Bu yaz bu işlere bir de yenisi eklenerek, susuzluk baş gösterdi. Siz bakmayın dört tarafı denizlerle çevrili Ada parçası olduğumuza, sususuz susuz. Dereleri kapatılıp, üzerine inşaatlar yapıldı. Barajlar Anamız sayesinde hayata geçirildi. Ve böylece Anamızdan, yeraltından borular döşenerek, bu bir avuç toprak parçasına su getirtildi. Siz bakmayın benim “Anamız” diye hitap ettiğime, beni doğuran kadındır benim “Anam”, bilmem anlatabildim mi!!! Her neyse esas konumuza dönecek olursak, su pompalarından biri arıza yapmış, arıza ne zaman giderilecek belli değil.
Bu yüzden, elektriksizliğin üzerine bir de susuzluk eklendi. Vay bu ne bitmez çiledir bu memlekette!!! Nedir bu toplumun bu hükümet edenlerden çektiği!!!! Övünmeye gelince harman kadar yer isterler. CB’nından tutun da, tüm Meclis içinde görev yapanlara kadar, hepsi bir ağız birliği ile “Yüce Devlet, Dünya bizi kıskanıyor, Emin adımlarla geleceğe yürüyoruz, Eşit-Egemen Devlet statüsü istiyoruz, bu konuda asla ödün vermeyiz” ve daha nice bu gibi cümleler kurarak, öve öve bitiremedikleri eserleri KKTC’ de gelinen son noktayı sizlere kısaca özetleyeyim. Su yok, elektrik yok, sağlık hizmeti yok, turizm yok, ulaşım yok, hükümette muhalefet yok, gerçek anlamda siyaset adamı yok, toplumun sesini duyan yok, denetim yok, liyakata dayalı atama yok, avanta çok, rüşvet çok, sahte diplomalı çok, hırsızlık çok, fuhuş çok, kumar çok, biyat çok, pahalılık çok, hükümet edenlerde hayalperestlik çok…
Amma, iş masada pazarlığa gelince “Eşit-Egemen Devlet” diyorlar da başka bir şey demiyorlar.

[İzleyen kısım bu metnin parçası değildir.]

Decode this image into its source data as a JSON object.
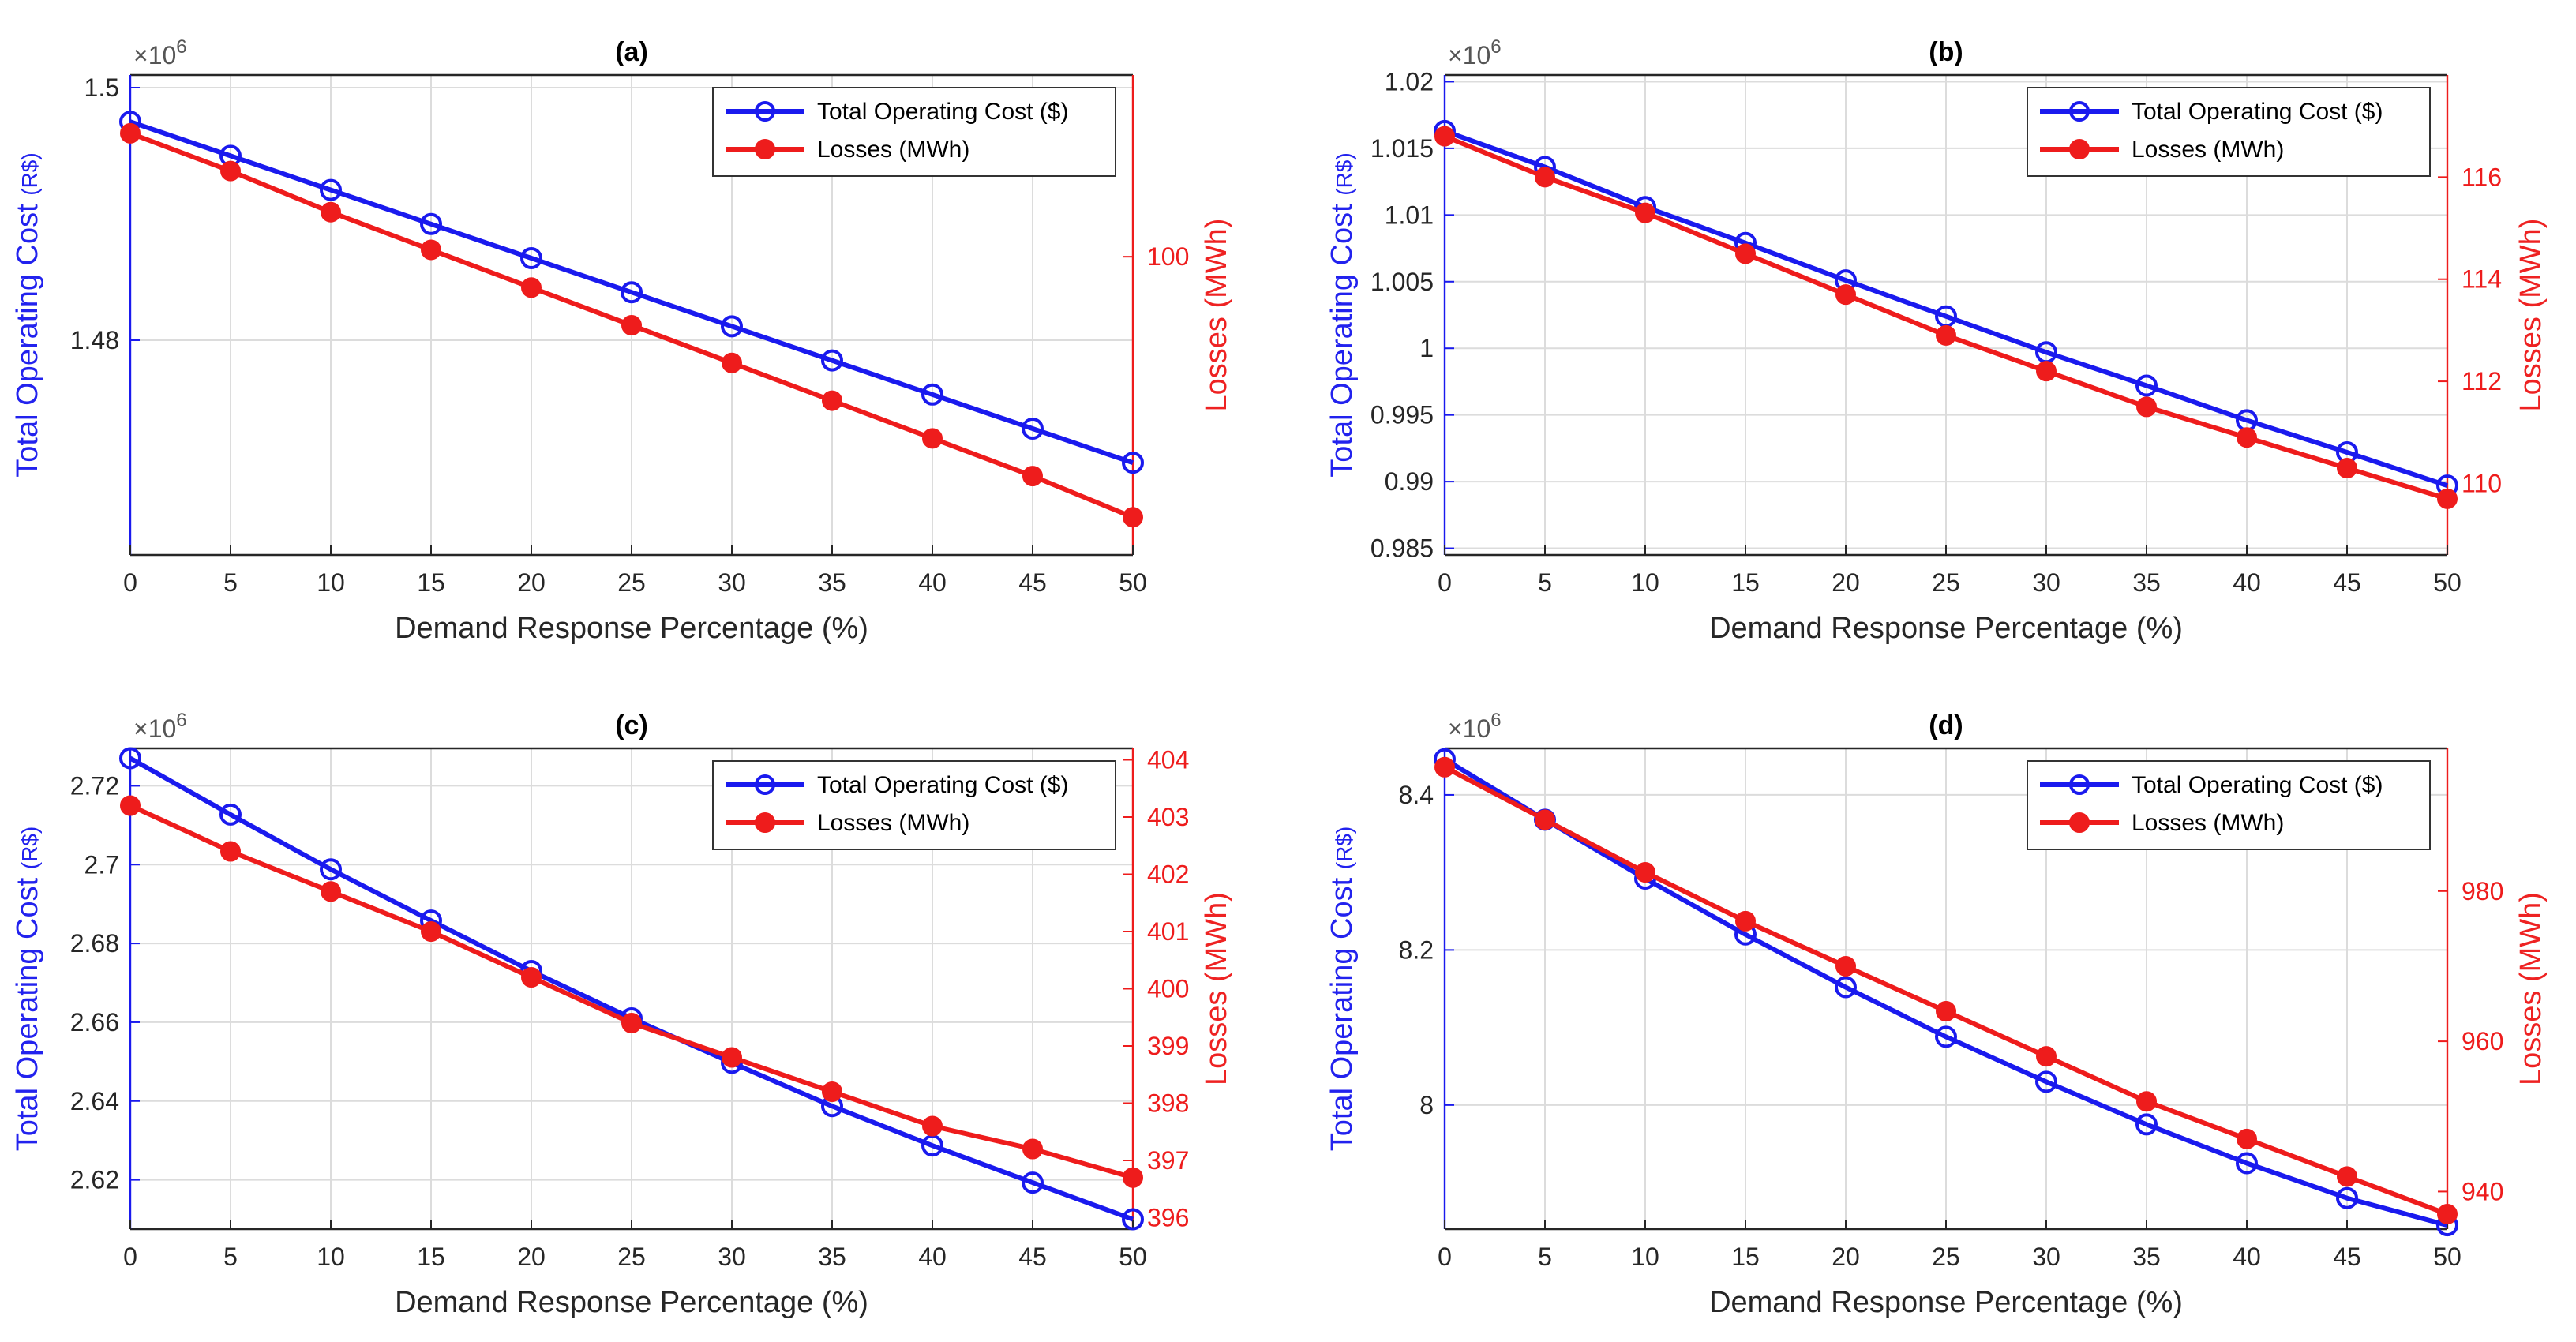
{
  "figure": {
    "colors": {
      "cost": "#1a1aee",
      "losses": "#ee1c1c",
      "axis": "#262626",
      "grid": "#dcdcdc"
    }
  },
  "chart_data": [
    {
      "type": "line",
      "panel": "(a)",
      "title": "(a)",
      "xlabel": "Demand Response Percentage (%)",
      "ylabel_left": "Total Operating Cost",
      "ylabel_left_unit": "(R$)",
      "ylabel_right": "Losses (MWh)",
      "exponent_label": "×10",
      "exponent_power": "6",
      "x": [
        0,
        5,
        10,
        15,
        20,
        25,
        30,
        35,
        40,
        45,
        50
      ],
      "xlim": [
        0,
        50
      ],
      "xticks": [
        0,
        5,
        10,
        15,
        20,
        25,
        30,
        35,
        40,
        45,
        50
      ],
      "ylim_left": [
        1.463,
        1.501
      ],
      "yticks_left": [
        1.48,
        1.5
      ],
      "ytick_labels_left": [
        "1.48",
        "1.5"
      ],
      "ylim_right": [
        91.3,
        105.3
      ],
      "yticks_right": [
        100
      ],
      "ytick_labels_right": [
        "100"
      ],
      "legend_position": "top-right",
      "series": [
        {
          "name": "Total Operating Cost ($)",
          "axis": "left",
          "marker": "circle-open",
          "values": [
            1.4973,
            1.4946,
            1.4919,
            1.4892,
            1.4865,
            1.4838,
            1.4811,
            1.4784,
            1.4757,
            1.473,
            1.4703
          ]
        },
        {
          "name": "Losses (MWh)",
          "axis": "right",
          "marker": "circle-filled",
          "values": [
            103.6,
            102.5,
            101.3,
            100.2,
            99.1,
            98.0,
            96.9,
            95.8,
            94.7,
            93.6,
            92.4
          ]
        }
      ]
    },
    {
      "type": "line",
      "panel": "(b)",
      "title": "(b)",
      "xlabel": "Demand Response Percentage (%)",
      "ylabel_left": "Total Operating Cost",
      "ylabel_left_unit": "(R$)",
      "ylabel_right": "Losses (MWh)",
      "exponent_label": "×10",
      "exponent_power": "6",
      "x": [
        0,
        5,
        10,
        15,
        20,
        25,
        30,
        35,
        40,
        45,
        50
      ],
      "xlim": [
        0,
        50
      ],
      "xticks": [
        0,
        5,
        10,
        15,
        20,
        25,
        30,
        35,
        40,
        45,
        50
      ],
      "ylim_left": [
        0.9845,
        1.0205
      ],
      "yticks_left": [
        0.985,
        0.99,
        0.995,
        1.0,
        1.005,
        1.01,
        1.015,
        1.02
      ],
      "ytick_labels_left": [
        "0.985",
        "0.99",
        "0.995",
        "1",
        "1.005",
        "1.01",
        "1.015",
        "1.02"
      ],
      "ylim_right": [
        108.6,
        118.0
      ],
      "yticks_right": [
        110,
        112,
        114,
        116
      ],
      "ytick_labels_right": [
        "110",
        "112",
        "114",
        "116"
      ],
      "legend_position": "top-right",
      "series": [
        {
          "name": "Total Operating Cost ($)",
          "axis": "left",
          "marker": "circle-open",
          "values": [
            1.0163,
            1.0136,
            1.0106,
            1.0079,
            1.0051,
            1.0024,
            0.9997,
            0.9972,
            0.9946,
            0.9922,
            0.9897
          ]
        },
        {
          "name": "Losses (MWh)",
          "axis": "right",
          "marker": "circle-filled",
          "values": [
            116.8,
            116.0,
            115.3,
            114.5,
            113.7,
            112.9,
            112.2,
            111.5,
            110.9,
            110.3,
            109.7
          ]
        }
      ]
    },
    {
      "type": "line",
      "panel": "(c)",
      "title": "(c)",
      "xlabel": "Demand Response Percentage (%)",
      "ylabel_left": "Total Operating Cost",
      "ylabel_left_unit": "(R$)",
      "ylabel_right": "Losses (MWh)",
      "exponent_label": "×10",
      "exponent_power": "6",
      "x": [
        0,
        5,
        10,
        15,
        20,
        25,
        30,
        35,
        40,
        45,
        50
      ],
      "xlim": [
        0,
        50
      ],
      "xticks": [
        0,
        5,
        10,
        15,
        20,
        25,
        30,
        35,
        40,
        45,
        50
      ],
      "ylim_left": [
        2.6075,
        2.7295
      ],
      "yticks_left": [
        2.62,
        2.64,
        2.66,
        2.68,
        2.7,
        2.72
      ],
      "ytick_labels_left": [
        "2.62",
        "2.64",
        "2.66",
        "2.68",
        "2.7",
        "2.72"
      ],
      "ylim_right": [
        395.8,
        404.2
      ],
      "yticks_right": [
        396,
        397,
        398,
        399,
        400,
        401,
        402,
        403,
        404
      ],
      "ytick_labels_right": [
        "396",
        "397",
        "398",
        "399",
        "400",
        "401",
        "402",
        "403",
        "404"
      ],
      "legend_position": "top-right",
      "series": [
        {
          "name": "Total Operating Cost ($)",
          "axis": "left",
          "marker": "circle-open",
          "values": [
            2.727,
            2.7127,
            2.6988,
            2.6858,
            2.673,
            2.661,
            2.6497,
            2.6387,
            2.6287,
            2.6193,
            2.61
          ]
        },
        {
          "name": "Losses (MWh)",
          "axis": "right",
          "marker": "circle-filled",
          "values": [
            403.2,
            402.4,
            401.7,
            401.0,
            400.2,
            399.4,
            398.8,
            398.2,
            397.6,
            397.2,
            396.7
          ]
        }
      ]
    },
    {
      "type": "line",
      "panel": "(d)",
      "title": "(d)",
      "xlabel": "Demand Response Percentage (%)",
      "ylabel_left": "Total Operating Cost",
      "ylabel_left_unit": "(R$)",
      "ylabel_right": "Losses (MWh)",
      "exponent_label": "×10",
      "exponent_power": "6",
      "x": [
        0,
        5,
        10,
        15,
        20,
        25,
        30,
        35,
        40,
        45,
        50
      ],
      "xlim": [
        0,
        50
      ],
      "xticks": [
        0,
        5,
        10,
        15,
        20,
        25,
        30,
        35,
        40,
        45,
        50
      ],
      "ylim_left": [
        7.84,
        8.46
      ],
      "yticks_left": [
        8.0,
        8.2,
        8.4
      ],
      "ytick_labels_left": [
        "8",
        "8.2",
        "8.4"
      ],
      "ylim_right": [
        935.0,
        999.0
      ],
      "yticks_right": [
        940,
        960,
        980
      ],
      "ytick_labels_right": [
        "940",
        "960",
        "980"
      ],
      "legend_position": "top-right",
      "series": [
        {
          "name": "Total Operating Cost ($)",
          "axis": "left",
          "marker": "circle-open",
          "values": [
            8.446,
            8.368,
            8.292,
            8.22,
            8.152,
            8.088,
            8.03,
            7.975,
            7.925,
            7.88,
            7.845
          ]
        },
        {
          "name": "Losses (MWh)",
          "axis": "right",
          "marker": "circle-filled",
          "values": [
            996.5,
            989.5,
            982.5,
            976.0,
            970.0,
            964.0,
            958.0,
            952.0,
            947.0,
            942.0,
            937.0
          ]
        }
      ]
    }
  ]
}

Yahu bir bakın bakalım neyimiz eşit, hangi, konularda yarışabiliriz güney komşumuzla?? Tek ayak üstünde boyuna yalanlar söyleyip, bu yalanlara kendiniz de inanıyormuş gibi yaparak, toplumun sinir uçları ile oynuyorsunuz. Ülkeyi getirdiğiniz nokta için “Kenarın Dilberi KKTC” demekten kendimi alamıyorum.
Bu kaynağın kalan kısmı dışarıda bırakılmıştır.